A group of eight girls, ages 11 – 17, had a once-in-a-lifetime opportunity to meet with Michelle Obama on Feb. 15, 2022, as part of an event coordinated by the Obama Foundation’s Girls Opportunity Alliance, an initiative designed to empower and educate young women. Allena Villanueva ’22 – who is on a mission to bolster the number of underrepresented people in STEM – was part of the select few.
While being in the presence of a former first lady could leave some tongue-tied, Villanueva harnessed her nerves to advance her goals. “My heart was beating fast and I was shaking,” she recalls. “But I pushed through and kept talking about what I’m passionate about and what it meant to be there not just for women in STEM but for indigenous people in STEM.”
Villanueva has spent years ideating how to build a better world through inclusivity in STEM. Part of her journey included assembling Hawai‘i’s first all-girls robotics team, which has earned three state championships since its inception in 2016.
Christine David, a math teacher and one of her deans, describes Villanueva as a model STEM student. “I always think of how we need strong women in STEM and she epitomizes that. She pushes forward even when it’s hard.”
In her sophomore year, Villanueva won Nalukai Academy’s Purple Prize Innovation fellowship. She shadowed local company, Studio Moea, learning about the business side of its online app, which educates kids about native fish and overfishing.
Currently, Villanueva heads the Laulima Project, which she founded in 2021 to provide equal access to STEM education. Specifically, she offers free hands-on robotics classes to populations that are not exposed to robotics in school.
“I believe that the purpose in my life is to create a greater space for underrepresented people in STEM. I believe this sense of purpose comes from the understanding that I’ve benefited from the space others before me created and wanting to pay that forward.”
In the fall, Villanueva will enter the University of Southern California as a computer science major. There’s one thing she’s certain about: Giving back is tremendously fulfilling.
“I know it sounds cheesy, but it’s true. Whatever business or venture I go into I want to help the world. Grounding yourself in tradition is important.”

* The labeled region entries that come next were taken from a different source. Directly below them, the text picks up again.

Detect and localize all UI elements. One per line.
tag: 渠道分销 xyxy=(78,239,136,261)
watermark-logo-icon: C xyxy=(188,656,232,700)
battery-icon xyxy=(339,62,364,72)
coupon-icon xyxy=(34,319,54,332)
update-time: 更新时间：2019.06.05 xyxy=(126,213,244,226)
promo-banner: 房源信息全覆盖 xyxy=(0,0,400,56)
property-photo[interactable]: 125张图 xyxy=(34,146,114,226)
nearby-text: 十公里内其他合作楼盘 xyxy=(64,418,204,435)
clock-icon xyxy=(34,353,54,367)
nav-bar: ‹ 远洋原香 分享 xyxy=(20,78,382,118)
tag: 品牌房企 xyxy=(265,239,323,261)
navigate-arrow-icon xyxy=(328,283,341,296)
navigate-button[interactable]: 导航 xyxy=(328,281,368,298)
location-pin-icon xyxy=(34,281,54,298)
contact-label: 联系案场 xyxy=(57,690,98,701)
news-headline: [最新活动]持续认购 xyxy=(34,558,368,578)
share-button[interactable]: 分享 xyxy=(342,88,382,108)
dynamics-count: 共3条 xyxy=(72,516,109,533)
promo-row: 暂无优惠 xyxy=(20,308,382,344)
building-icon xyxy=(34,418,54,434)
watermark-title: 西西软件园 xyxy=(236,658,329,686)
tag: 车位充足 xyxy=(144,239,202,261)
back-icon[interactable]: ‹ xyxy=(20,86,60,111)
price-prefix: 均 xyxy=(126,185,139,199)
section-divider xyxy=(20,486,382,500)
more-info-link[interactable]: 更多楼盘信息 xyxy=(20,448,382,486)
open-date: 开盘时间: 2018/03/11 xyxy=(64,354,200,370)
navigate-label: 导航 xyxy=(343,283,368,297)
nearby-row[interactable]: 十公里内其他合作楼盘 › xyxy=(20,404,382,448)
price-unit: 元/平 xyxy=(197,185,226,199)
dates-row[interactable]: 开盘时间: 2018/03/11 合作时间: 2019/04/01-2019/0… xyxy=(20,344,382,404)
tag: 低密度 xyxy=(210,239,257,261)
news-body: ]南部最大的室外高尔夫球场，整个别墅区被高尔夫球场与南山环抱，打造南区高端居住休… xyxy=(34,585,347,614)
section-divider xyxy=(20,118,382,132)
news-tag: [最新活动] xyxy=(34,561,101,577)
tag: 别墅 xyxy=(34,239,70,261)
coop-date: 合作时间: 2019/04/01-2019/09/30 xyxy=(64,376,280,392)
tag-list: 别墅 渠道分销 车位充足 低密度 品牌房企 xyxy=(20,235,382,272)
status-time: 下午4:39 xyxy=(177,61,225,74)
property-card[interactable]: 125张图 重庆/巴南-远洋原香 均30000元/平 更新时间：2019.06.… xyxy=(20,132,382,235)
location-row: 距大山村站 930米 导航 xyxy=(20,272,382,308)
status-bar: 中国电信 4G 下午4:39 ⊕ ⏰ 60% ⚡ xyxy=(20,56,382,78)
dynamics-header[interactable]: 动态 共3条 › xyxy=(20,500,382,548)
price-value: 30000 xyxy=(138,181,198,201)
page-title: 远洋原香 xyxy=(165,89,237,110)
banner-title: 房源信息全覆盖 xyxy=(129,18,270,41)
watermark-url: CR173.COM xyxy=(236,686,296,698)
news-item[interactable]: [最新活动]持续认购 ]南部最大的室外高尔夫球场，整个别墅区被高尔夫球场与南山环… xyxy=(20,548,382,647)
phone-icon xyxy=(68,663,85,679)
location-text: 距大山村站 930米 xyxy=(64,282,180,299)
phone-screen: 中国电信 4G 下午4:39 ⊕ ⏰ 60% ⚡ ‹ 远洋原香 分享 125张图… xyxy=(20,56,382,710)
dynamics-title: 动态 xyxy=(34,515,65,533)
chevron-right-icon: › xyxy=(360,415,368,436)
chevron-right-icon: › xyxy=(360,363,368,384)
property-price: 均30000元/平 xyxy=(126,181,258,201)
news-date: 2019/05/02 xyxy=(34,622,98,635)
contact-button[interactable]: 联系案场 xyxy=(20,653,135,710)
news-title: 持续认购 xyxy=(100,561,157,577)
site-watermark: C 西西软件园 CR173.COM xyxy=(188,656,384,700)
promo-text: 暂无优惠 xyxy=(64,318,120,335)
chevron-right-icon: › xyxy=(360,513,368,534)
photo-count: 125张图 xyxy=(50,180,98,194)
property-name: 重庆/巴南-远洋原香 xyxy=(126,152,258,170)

She’s excited about where the road will take her and about the people she will meet on her journey. “I’m really passionate about a lot of issues and excited to see where I’m going. Mentors are important. I can’t wait to meet what mentors I’ll have in college.” Known for her humility, yet ambitious personality, Villanueva’s other dean, Jonah Ka‘akua ’97, believes she has a bright future ahead of her. “In the STEM field, we see her as a future leader. There’s something that made her stand out very early on. She definitely learns for learning’s sake, not for grades.”